Not Singing the Blues Over Today's Exam

We had a test in my American Regional Literature course today.  the professor asked us to write about something very closely related to a topic on which I helped a girl I tutored to  write an essay two years ago. He dragged out a somewhat obscure E. E. Cummings (capitals intended) poem, "Anyone lived in a Pretty How Town, "  a quote by B.B. King defining the blues as an expression of anger against humiliation and shame, and asked us to use both as context in discussing course literature read so far.

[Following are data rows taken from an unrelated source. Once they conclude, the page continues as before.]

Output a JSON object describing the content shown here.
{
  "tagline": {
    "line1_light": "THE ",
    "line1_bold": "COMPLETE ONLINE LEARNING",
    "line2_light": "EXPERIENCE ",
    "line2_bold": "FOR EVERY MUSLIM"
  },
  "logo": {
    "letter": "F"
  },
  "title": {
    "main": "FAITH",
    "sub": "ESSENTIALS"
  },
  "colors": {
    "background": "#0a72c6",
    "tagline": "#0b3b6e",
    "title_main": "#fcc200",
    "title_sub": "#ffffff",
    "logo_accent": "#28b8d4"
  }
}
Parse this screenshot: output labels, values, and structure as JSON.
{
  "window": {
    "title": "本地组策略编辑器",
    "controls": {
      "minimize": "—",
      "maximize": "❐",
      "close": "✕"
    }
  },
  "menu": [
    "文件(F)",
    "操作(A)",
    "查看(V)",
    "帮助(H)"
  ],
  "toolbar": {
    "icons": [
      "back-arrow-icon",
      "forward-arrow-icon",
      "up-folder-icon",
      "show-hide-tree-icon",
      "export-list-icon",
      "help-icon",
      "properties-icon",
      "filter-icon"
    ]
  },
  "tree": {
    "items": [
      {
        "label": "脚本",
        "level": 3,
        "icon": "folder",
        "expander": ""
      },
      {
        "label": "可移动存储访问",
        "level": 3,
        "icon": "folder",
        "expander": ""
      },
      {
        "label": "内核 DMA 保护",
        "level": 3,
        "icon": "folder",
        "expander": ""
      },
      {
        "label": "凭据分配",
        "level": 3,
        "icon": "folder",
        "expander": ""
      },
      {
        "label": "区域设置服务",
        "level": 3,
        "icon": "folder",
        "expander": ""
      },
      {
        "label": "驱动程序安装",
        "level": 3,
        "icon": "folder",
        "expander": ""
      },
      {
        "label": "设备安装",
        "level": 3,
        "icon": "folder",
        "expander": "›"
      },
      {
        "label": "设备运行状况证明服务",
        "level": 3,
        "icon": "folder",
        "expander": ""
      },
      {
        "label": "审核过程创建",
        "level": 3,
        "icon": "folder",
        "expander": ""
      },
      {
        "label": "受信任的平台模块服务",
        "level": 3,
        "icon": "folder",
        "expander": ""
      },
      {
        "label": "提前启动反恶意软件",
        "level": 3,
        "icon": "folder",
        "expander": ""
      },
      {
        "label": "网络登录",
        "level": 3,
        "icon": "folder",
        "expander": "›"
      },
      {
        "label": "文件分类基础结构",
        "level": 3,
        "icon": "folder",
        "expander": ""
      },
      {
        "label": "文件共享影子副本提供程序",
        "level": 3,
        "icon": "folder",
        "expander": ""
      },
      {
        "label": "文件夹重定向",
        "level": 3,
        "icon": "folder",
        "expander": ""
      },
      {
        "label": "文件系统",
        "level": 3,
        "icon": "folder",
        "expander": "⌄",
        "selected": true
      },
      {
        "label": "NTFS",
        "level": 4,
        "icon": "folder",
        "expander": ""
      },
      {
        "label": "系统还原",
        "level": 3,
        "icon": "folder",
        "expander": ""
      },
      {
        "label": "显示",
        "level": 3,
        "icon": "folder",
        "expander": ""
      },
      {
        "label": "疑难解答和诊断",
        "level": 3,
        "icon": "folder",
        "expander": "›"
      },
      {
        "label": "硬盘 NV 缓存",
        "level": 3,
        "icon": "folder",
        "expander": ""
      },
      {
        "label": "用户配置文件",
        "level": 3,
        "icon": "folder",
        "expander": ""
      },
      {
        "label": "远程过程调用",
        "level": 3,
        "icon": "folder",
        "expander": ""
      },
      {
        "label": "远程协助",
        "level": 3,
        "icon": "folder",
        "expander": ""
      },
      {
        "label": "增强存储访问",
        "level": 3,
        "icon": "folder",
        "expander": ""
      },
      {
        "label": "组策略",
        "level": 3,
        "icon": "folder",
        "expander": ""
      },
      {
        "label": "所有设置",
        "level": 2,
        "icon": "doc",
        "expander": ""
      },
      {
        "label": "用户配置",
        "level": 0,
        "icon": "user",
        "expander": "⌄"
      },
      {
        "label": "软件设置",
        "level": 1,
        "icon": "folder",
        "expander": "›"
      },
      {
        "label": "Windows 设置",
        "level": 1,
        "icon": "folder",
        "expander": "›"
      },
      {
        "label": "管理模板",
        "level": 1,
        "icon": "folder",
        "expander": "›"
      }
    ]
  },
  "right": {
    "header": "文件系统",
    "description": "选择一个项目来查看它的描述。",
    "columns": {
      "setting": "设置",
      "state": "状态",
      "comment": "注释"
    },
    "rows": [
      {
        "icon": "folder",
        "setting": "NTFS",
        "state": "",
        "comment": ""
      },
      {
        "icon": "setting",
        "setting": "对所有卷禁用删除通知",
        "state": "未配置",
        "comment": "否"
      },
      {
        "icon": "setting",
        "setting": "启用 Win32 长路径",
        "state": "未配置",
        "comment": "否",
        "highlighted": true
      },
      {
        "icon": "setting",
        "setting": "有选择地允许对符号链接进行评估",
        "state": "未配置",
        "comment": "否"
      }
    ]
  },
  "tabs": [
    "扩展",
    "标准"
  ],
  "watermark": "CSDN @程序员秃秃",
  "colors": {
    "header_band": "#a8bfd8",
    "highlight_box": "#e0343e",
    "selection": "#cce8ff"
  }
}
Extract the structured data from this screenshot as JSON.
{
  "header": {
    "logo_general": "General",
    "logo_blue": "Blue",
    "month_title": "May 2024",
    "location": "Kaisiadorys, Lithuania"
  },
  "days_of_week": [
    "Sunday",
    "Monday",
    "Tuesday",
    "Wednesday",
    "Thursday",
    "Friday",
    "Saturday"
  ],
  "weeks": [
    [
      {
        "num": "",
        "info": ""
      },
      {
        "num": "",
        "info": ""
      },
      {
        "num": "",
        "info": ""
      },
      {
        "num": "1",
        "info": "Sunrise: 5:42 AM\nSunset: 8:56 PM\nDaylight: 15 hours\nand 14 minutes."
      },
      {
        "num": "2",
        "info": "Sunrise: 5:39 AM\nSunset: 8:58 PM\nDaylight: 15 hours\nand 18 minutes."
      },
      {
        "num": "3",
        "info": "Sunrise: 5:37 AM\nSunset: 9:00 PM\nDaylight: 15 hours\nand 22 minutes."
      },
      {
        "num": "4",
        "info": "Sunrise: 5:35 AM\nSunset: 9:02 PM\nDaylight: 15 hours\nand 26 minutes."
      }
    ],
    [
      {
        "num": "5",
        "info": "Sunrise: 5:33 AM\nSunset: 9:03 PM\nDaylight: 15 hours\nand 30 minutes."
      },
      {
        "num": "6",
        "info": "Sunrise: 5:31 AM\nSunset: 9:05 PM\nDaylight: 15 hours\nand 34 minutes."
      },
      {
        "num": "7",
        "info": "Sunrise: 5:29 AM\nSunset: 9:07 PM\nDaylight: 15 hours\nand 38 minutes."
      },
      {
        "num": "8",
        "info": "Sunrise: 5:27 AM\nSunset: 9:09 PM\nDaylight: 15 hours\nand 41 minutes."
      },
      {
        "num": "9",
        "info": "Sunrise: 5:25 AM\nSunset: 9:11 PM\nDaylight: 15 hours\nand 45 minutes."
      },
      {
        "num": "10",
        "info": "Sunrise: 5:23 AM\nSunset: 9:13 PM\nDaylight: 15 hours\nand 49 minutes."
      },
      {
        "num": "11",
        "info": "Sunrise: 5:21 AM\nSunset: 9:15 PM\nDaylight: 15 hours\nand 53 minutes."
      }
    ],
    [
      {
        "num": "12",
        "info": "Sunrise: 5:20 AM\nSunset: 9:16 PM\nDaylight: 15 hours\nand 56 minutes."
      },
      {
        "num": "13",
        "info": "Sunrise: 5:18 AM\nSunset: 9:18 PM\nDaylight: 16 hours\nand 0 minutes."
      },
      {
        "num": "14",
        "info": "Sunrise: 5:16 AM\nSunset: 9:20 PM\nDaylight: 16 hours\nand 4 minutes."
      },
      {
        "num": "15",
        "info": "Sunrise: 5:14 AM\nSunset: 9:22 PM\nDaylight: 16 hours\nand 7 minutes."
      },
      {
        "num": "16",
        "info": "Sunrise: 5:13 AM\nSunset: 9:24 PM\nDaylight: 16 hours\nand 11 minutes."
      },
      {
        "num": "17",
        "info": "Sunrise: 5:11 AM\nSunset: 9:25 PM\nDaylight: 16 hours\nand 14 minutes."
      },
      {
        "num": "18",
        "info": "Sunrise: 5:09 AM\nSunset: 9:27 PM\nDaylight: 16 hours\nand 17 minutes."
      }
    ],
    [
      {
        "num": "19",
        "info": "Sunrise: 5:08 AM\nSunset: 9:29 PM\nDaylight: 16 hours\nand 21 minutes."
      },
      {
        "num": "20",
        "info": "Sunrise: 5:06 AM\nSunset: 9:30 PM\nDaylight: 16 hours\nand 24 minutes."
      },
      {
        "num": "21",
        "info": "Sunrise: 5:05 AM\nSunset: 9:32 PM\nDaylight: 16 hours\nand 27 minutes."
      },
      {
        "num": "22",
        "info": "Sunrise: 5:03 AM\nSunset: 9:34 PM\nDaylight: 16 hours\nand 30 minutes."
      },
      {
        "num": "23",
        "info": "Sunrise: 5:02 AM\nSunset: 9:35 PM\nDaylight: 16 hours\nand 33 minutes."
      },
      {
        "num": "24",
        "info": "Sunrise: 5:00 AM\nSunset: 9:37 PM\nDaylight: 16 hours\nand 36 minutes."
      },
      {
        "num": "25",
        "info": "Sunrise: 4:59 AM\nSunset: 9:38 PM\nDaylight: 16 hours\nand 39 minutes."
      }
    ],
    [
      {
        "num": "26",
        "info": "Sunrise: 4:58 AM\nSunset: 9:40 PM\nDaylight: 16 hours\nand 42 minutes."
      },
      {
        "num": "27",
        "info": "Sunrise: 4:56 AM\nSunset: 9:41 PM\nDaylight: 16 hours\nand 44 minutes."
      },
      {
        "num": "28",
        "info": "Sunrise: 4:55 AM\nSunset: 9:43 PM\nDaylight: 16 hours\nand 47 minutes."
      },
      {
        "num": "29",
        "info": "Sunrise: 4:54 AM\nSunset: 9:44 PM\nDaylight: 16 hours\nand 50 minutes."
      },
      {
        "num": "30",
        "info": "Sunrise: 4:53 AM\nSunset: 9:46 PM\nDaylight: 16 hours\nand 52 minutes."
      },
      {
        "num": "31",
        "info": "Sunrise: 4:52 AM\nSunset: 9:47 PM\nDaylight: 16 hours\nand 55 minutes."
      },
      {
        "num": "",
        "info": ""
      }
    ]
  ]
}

I despise the works of E. E. Cummings with an intensity most people reserve for child molesters and mass murderers.  While I admit that the strength of my feelings in this regard are somewhat irrational, but I do not think the  writings of Cummings had enough substance to merit humoring his disregard for English language conventions.  Fortunately for me, none of my teachers required me to study his works exhaustively. Also fortunate for me was that I did assist a girl with an essay focusing on the very poem my professor asked the class to use as context in discussing course literature, including Go Down, Moses by Faulkner.

The key line in the particular Cummings work in the context of "the blues" is "sang his didn't and danced his did." The professor hinted that there was a particular line key to the context, but didn't identify it. The use of the word sang -- the only remotely music-related word in the poem -- was a major hint, but I'm still glad I knew before I even began to re-read the poem.  I'm very glad I read this poem with the student I when was tutoring, as I barely needed to give any thought to answering the essay question before writing it.  The line  centers on the premise that celebration  is best embodied in the medium of dance (think of professional football players and the various end zone moves that have graced our TV screens), while lamentation is better expressed with music -- specifically the blues.  Most of the literature reviewed so far in the course has been southern with an emphasis on works about or by African-Americans.

Musically speaking, the blues is an interesting experiment.  While I have much respect for the blues as a musical genre and for musicians who perform it well, as a person of western European heritage thoroughly entrenched in the diatonic concept of music, it's difficult for me to get inside the idea of it being acceptable to have a melodic tone that may be a quarter-tone flat of its corresponding tone on  the scale on which a given composition has been based. Even the structure of a blues melody  based at times on a major scale sonically juxtaposed against standard blues harmony, based on flatted thirds, fifths, and sevenths, is thoroughly foreign to me.   Somehow it works, but don't ask me how.

It was nice to have been rewarded by God of Liberal Arts for having tutored the girl [without compensation] two years ago. As I left class, I heard others commiserating about that essay question in particular. (There were two other essay questions, , but they pertained more directly to elements of the course literature that were addressed in lectures and class discussions.)  If I had tutored someone in a subject vaguely related to the topic of kurtosis, I'd really be in luck.  I must agree with my friend Faery Chaos, who said that kurtosis sounds more like a sexually transmitted disease than a mathematical term.